近くの石台には、所々が欠けてある土器があった。
おそらくコレが灰皿だろうか?
「おっと。話す前にコイツをかけといてやる」
【風壁膜】
ジャックさんは俺の前で手を広げる。
すると、何やら膜のようなものに包まれた。
「本来は瘴気とかから身を守るための魔法なんだが。煙よけになると思ってな」
そのためにワザワザ魔法を使ってくれたのか。
意外と気配りが出来るタイプなんだな。
ジャックさんはポケットから、タバコの箱と板状のアイテムを取り出した。箱からタバコを一本取り出して口元に咥えると板状のアイテムで火を付ける。フーッと煙を口から吐き出す姿はため息のようにも見えた。
「さて何から話すべきか⋯。バルタさんのことはどこまで知ってやがる?」
俺はガルラから聞いた情報を、掻い摘んで説明する。
「『魔獣と立派に戦った勇敢な男』か⋯。ギルドの野郎がそういったのか?」
「ガルラからはそう聞きました」
「本当なら骨の髄まで腐ってやがるな。バルタさんはな。この村⋯⋯いや、この町で最高のハンターだったんだ⋯⋯。それなのに何を他人事のように『勇敢な男』だ。死の原因を作った連中がよぉ!!」
血管が見えそうなくらい激昂していた。
「死の原因を作った?どういうことですか?」
「胸糞悪いが説明してやる。守護者協会⋯。昔は有志を募って近隣を守るため各所に立ち上げた組織だったんだ。俺やレイナス。バルタさんもその頃に在籍していた。しかし、ある日その組織を都合よく見た国の連中が、名前や元々所属しているメンバーをそのままに乗っ取りやがったんだ。国の繁栄のためだとか、ぬかしやがってな。それからはギルドのやり方がガラリと変わったよ。前は近隣だけを守っていたのに、国のために遠征討伐だとか貴族の護衛だとか、わけのわからねぇことをさせられるようになりやがった」
ジャックさんは吸い終わったタバコを灰皿でねじり消すと、もう一本タバコを吸い始める。

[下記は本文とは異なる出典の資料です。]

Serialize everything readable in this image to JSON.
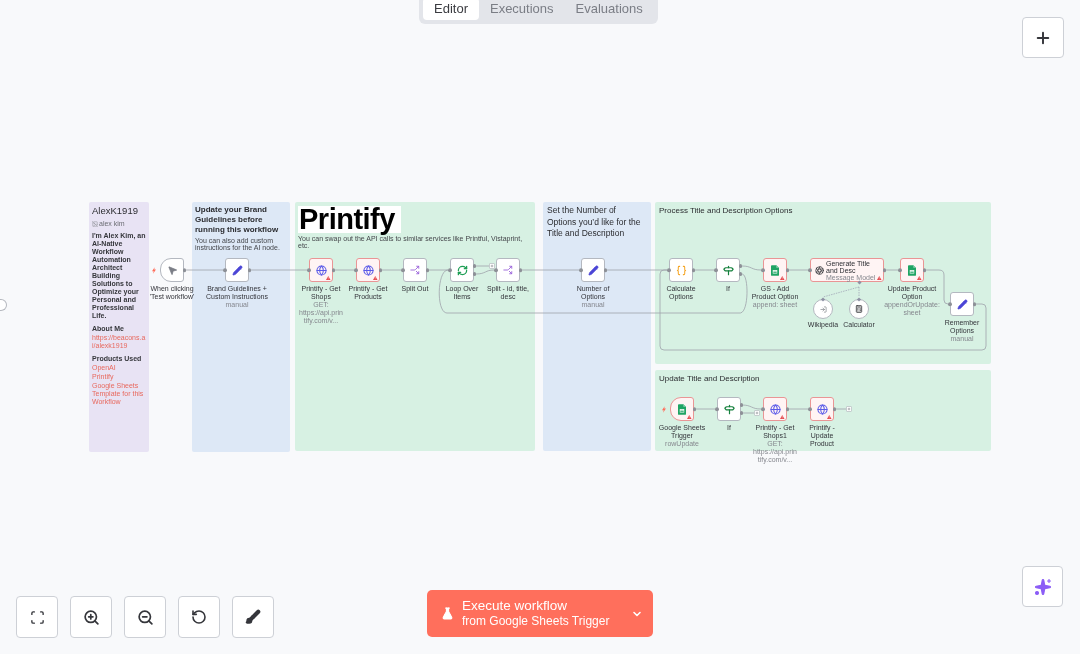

「俺もレイナスもこのグフェル町が大好きだった。だから近隣を守る守護者協会に所属したんだ。でも、これじゃあ国に良いように使われる使い捨ての操り人形だ。当時から在籍していたこの町のギルドメンバーも俺と同じように鬱憤が溜まってな。やがて国の運営する守護者協会をボイコットしようって話になったんだ。⋯⋯でもそれは出来なかった。バルタさんが反対したんだ」
ジャックさんはタバコを深く吸い込む。
その目には涙がにじんでいた。
煙が原因なのか、それとも別の理由か⋯⋯。
「バルタさんは『本当に困っている人がいるなら町だけで考えずに助けるべきだ』と言ってきた。閉鎖的すぎてもいけないとな⋯⋯。バルタさんはな、誰にでも優しくて親切なんだ。金にもならねぇ仕事を困っているならと死ぬリスクなんて考えず突き進む。腕っ節だけじゃなくて心的にも強い。ギルドメンバー全員のアニキみたいな人だった。だからこそバルタさんが反対をすると、まぁ国を守るためならば⋯⋯とボイコットの話は白紙になった。⋯⋯でもそれは間違いだった⋯⋯。その判断がバルタさんが死ぬ原因になりやがるんだ!!」
ジャックさんは咆哮のように唸った。